I have friends from all walks of life and some are quite a bit more well off than I am. Saturday night I went to a house warming party of friends (and I mean friends in the true sense of the word), who just moved into an over $1 million home. And if you discount it as being Canadian dollars, don't. It's probably also over US$1 million.
I was very impressed with their new house, sure, what's not to be impressed? Their walk-in closet is the size of my bedroom, and their five-year-old daughter's room is bigger than my living room. Not to mention that her (the daughter's) adjacent bathroom is twice the size of my main bathroom.
So we walked around the house and I kept complimenting the finishing and the layout and cracking jokes about the sheer size and saying how pretty and all, until... until we reached the nanny's room. In a basement the size of a large, no, huge apartment, one corner was closed off as the nanny's room. Small and cold. Heck, it is smaller than any room I have in my little place, has a lowered ceiling which in some parts a person can't even stand straight. After seeing the size of everything else, this was quite a letdown. But I said nothing. I didn't comment on the fact that this nanny who has been with them for nearly five years and is raising their three little ones (the five-year-old is the oldest) has a dinky tiny cold room in the basement.
If that was the end of things, it wouldn't have been that bad, but later on in the evening, another person asked my friend if it is true that her nanny is away for a month. My friend explained that yes, she's away for a month to see her family in the Philippines. 'How did you agree to that?' the person asked. My friend explained that it was in their original agreement that the nanny would combine two years vacation and instead take a month off every two years. 'I wouldn't allow it,' that other person said in a belligerent and decisive tone.
It was at that point that I felt I should have said something. It was at that point that I wanted to say that just because we are fortunate enough live in a country that enables us easy life doesn't mean we should forget how others live. I wanted to say that just because we can afford having slave labour doesn't mean that we should act like slave drivers.

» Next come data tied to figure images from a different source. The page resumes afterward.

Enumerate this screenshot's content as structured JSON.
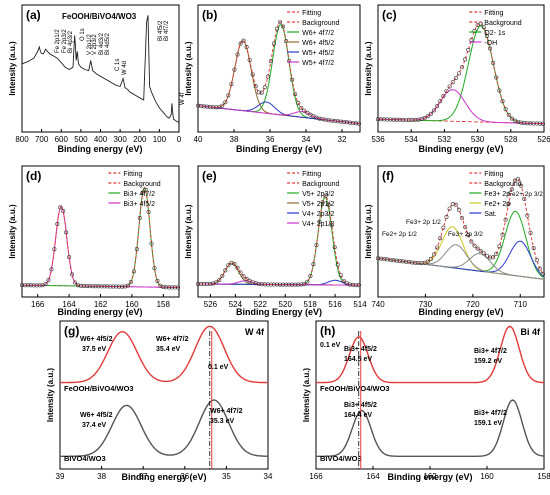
{
  "chart_data": [
    {
      "panel": "(a)",
      "type": "line",
      "title": "FeOOH/BiVO4/WO3",
      "xlabel": "Binding energy (eV)",
      "ylabel": "Intensity (a.u.)",
      "xlim": [
        800,
        0
      ],
      "xticks": [
        "800",
        "700",
        "600",
        "500",
        "400",
        "300",
        "200",
        "100",
        "0"
      ],
      "series": [
        {
          "name": "",
          "x": [
            800,
            770,
            740,
            720,
            712,
            706,
            700,
            690,
            680,
            670,
            660,
            650,
            640,
            620,
            600,
            580,
            560,
            540,
            532,
            528,
            524,
            518,
            516,
            512,
            500,
            480,
            460,
            450,
            440,
            420,
            400,
            380,
            360,
            340,
            320,
            300,
            285,
            275,
            260,
            250,
            240,
            220,
            200,
            180,
            165,
            158,
            150,
            140,
            120,
            100,
            80,
            60,
            50,
            40,
            36,
            32,
            28,
            20,
            10,
            0
          ],
          "values": [
            0.55,
            0.57,
            0.6,
            0.66,
            0.7,
            0.66,
            0.64,
            0.64,
            0.68,
            0.66,
            0.64,
            0.63,
            0.62,
            0.6,
            0.56,
            0.52,
            0.5,
            0.52,
            0.8,
            0.72,
            0.58,
            0.66,
            0.62,
            0.55,
            0.52,
            0.5,
            0.49,
            0.58,
            0.49,
            0.46,
            0.44,
            0.42,
            0.4,
            0.38,
            0.36,
            0.35,
            0.42,
            0.34,
            0.32,
            0.3,
            0.29,
            0.27,
            0.25,
            0.23,
            0.92,
            0.98,
            0.35,
            0.3,
            0.22,
            0.16,
            0.12,
            0.08,
            0.07,
            0.1,
            0.2,
            0.12,
            0.06,
            0.05,
            0.04,
            0.03
          ]
        }
      ],
      "annotations": [
        "Fe 2p1/2",
        "Fe 2p3/2",
        "Bi 4p3/2",
        "O 1s",
        "V 2p1/2",
        "V 2p3/2",
        "Bi 4d3/2",
        "Bi 4d5/2",
        "C 1s",
        "W 4d",
        "Bi 4f5/2",
        "Bi 4f7/2",
        "W 4f"
      ]
    },
    {
      "panel": "(b)",
      "type": "line",
      "xlabel": "Binding Energy (eV)",
      "ylabel": "Intensity (a.u.)",
      "xlim": [
        40,
        31
      ],
      "xticks": [
        "40",
        "38",
        "36",
        "34",
        "32"
      ],
      "legend": [
        "Fitting",
        "Background",
        "W6+ 4f7/2",
        "W6+ 4f5/2",
        "W5+ 4f5/2",
        "W5+ 4f7/2"
      ],
      "colors": [
        "#e23a3a",
        "#e23a3a",
        "#22aa22",
        "#8b6a2a",
        "#2a3acc",
        "#cc33cc"
      ],
      "peaks": [
        {
          "name": "W6+ 4f7/2",
          "center": 35.4,
          "height": 0.8
        },
        {
          "name": "W6+ 4f5/2",
          "center": 37.5,
          "height": 0.62
        },
        {
          "name": "W5+ 4f5/2",
          "center": 36.2,
          "height": 0.1
        },
        {
          "name": "W5+ 4f7/2",
          "center": 34.2,
          "height": 0.05
        }
      ]
    },
    {
      "panel": "(c)",
      "type": "line",
      "xlabel": "Binding energy (eV)",
      "ylabel": "Intensity (a.u.)",
      "xlim": [
        536,
        526
      ],
      "xticks": [
        "536",
        "534",
        "532",
        "530",
        "528",
        "526"
      ],
      "legend": [
        "Fitting",
        "Background",
        "O2- 1s",
        "-OH"
      ],
      "colors": [
        "#e23a3a",
        "#e23a3a",
        "#22aa22",
        "#cc33cc"
      ],
      "peaks": [
        {
          "name": "O2- 1s",
          "center": 529.8,
          "height": 0.85
        },
        {
          "name": "-OH",
          "center": 531.5,
          "height": 0.28
        }
      ]
    },
    {
      "panel": "(d)",
      "type": "line",
      "xlabel": "Binding energy (eV)",
      "ylabel": "Intensity (a.u.)",
      "xlim": [
        167,
        157
      ],
      "xticks": [
        "166",
        "164",
        "162",
        "160",
        "158"
      ],
      "legend": [
        "Fitting",
        "Background",
        "Bi3+ 4f7/2",
        "Bi3+ 4f5/2"
      ],
      "colors": [
        "#e23a3a",
        "#e23a3a",
        "#22aa22",
        "#cc33cc"
      ],
      "peaks": [
        {
          "name": "Bi3+ 4f7/2",
          "center": 159.2,
          "height": 0.85
        },
        {
          "name": "Bi3+ 4f5/2",
          "center": 164.5,
          "height": 0.68
        }
      ]
    },
    {
      "panel": "(e)",
      "type": "line",
      "xlabel": "Binding Energy (eV)",
      "ylabel": "Intensity (a.u.)",
      "xlim": [
        527,
        514
      ],
      "xticks": [
        "526",
        "524",
        "522",
        "520",
        "518",
        "516",
        "514"
      ],
      "legend": [
        "Fitting",
        "Background",
        "V5+ 2p3/2",
        "V5+ 2p1/2",
        "V4+ 2p3/2",
        "V4+ 2p1/2"
      ],
      "colors": [
        "#e23a3a",
        "#e23a3a",
        "#22aa22",
        "#8b6a2a",
        "#2a3acc",
        "#cc33cc"
      ],
      "peaks": [
        {
          "name": "V5+ 2p3/2",
          "center": 516.8,
          "height": 0.75
        },
        {
          "name": "V5+ 2p1/2",
          "center": 524.3,
          "height": 0.18
        },
        {
          "name": "V4+ 2p3/2",
          "center": 516.0,
          "height": 0.04
        },
        {
          "name": "V4+ 2p1/2",
          "center": 523.2,
          "height": 0.03
        }
      ]
    },
    {
      "panel": "(f)",
      "type": "line",
      "xlabel": "Binding energy (eV)",
      "ylabel": "Intensity (a.u.)",
      "xlim": [
        740,
        705
      ],
      "xticks": [
        "740",
        "730",
        "720",
        "710"
      ],
      "legend": [
        "Fitting",
        "Background",
        "Fe3+ 2p",
        "Fe2+ 2p",
        "Sat."
      ],
      "colors": [
        "#e23a3a",
        "#e23a3a",
        "#22aa22",
        "#cccc22",
        "#2a3acc"
      ],
      "annotations": [
        "Fe2+ 2p 1/2",
        "Fe3+ 2p 1/2",
        "Fe3+ 2p 3/2",
        "Fe2+ 2p 3/2"
      ],
      "peaks": [
        {
          "name": "Fe3+ 2p 3/2",
          "center": 711.0,
          "height": 0.55
        },
        {
          "name": "Fe3+ 2p 1/2",
          "center": 724.3,
          "height": 0.35
        },
        {
          "name": "Fe2+ 2p 3/2",
          "center": 710.0,
          "height": 0.3
        },
        {
          "name": "Fe2+ 2p 1/2",
          "center": 723.5,
          "height": 0.2
        },
        {
          "name": "Sat.",
          "center": 718.5,
          "height": 0.15
        }
      ]
    },
    {
      "panel": "(g)",
      "type": "line",
      "title": "W 4f",
      "xlabel": "Binding energy (eV)",
      "ylabel": "Intensity (a.u.)",
      "xlim": [
        39,
        34
      ],
      "xticks": [
        "39",
        "38",
        "37",
        "36",
        "35",
        "34"
      ],
      "series": [
        {
          "name": "FeOOH/BiVO4/WO3",
          "color": "#e23a3a",
          "peaks": [
            37.5,
            35.4
          ]
        },
        {
          "name": "BiVO4/WO3",
          "color": "#555555",
          "peaks": [
            37.4,
            35.3
          ]
        }
      ],
      "annotations": [
        "W6+ 4f5/2",
        "37.5 eV",
        "W6+ 4f7/2",
        "35.4 eV",
        "0.1 eV",
        "W6+ 4f5/2",
        "37.4 eV",
        "W6+ 4f7/2",
        "35.3 eV"
      ]
    },
    {
      "panel": "(h)",
      "type": "line",
      "title": "Bi 4f",
      "xlabel": "Binding energy (eV)",
      "ylabel": "Intensity (a.u.)",
      "xlim": [
        166,
        158
      ],
      "xticks": [
        "166",
        "164",
        "162",
        "160",
        "158"
      ],
      "series": [
        {
          "name": "FeOOH/BiVO4/WO3",
          "color": "#e23a3a",
          "peaks": [
            164.5,
            159.2
          ]
        },
        {
          "name": "BiVO4/WO3",
          "color": "#555555",
          "peaks": [
            164.4,
            159.1
          ]
        }
      ],
      "annotations": [
        "0.1 eV",
        "Bi3+ 4f5/2",
        "164.5 eV",
        "Bi3+ 4f7/2",
        "159.2 eV",
        "Bi3+ 4f5/2",
        "164.4 eV",
        "Bi3+ 4f7/2",
        "159.1 eV"
      ]
    }
  ]
}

But I didn't. I didn't want to stir things up, you see, I didn't want to offend my good friends who stood by me when I needed them. I didn't want to criticize that person and indirectly my friends in their house. So I said nothing. In fact, no one said anything and I left wondering if no one said anything when the Nazis slowly came to power and people simply didn't speak out because they didn't want to insult their hosts, or because it wasn't appropriate in that social setting, or because whatever other reason. Of course, there is a big difference and I'm taking it to an extreme but I was just wondering.
And now, now I feel sick to my stomach you see. Sick for me, for everybody else who was there and especially for that other person, whom I always considered a friend, and probably will continue to see in social settings. And I know I will be polite, and that makes me sick. I don't think that person was polite, you see, I don't think that person considered saying things like that in a social setting the same way I considered answering. That person offended me and I will continue the relation ship as if nothing happened. And that makes me sick.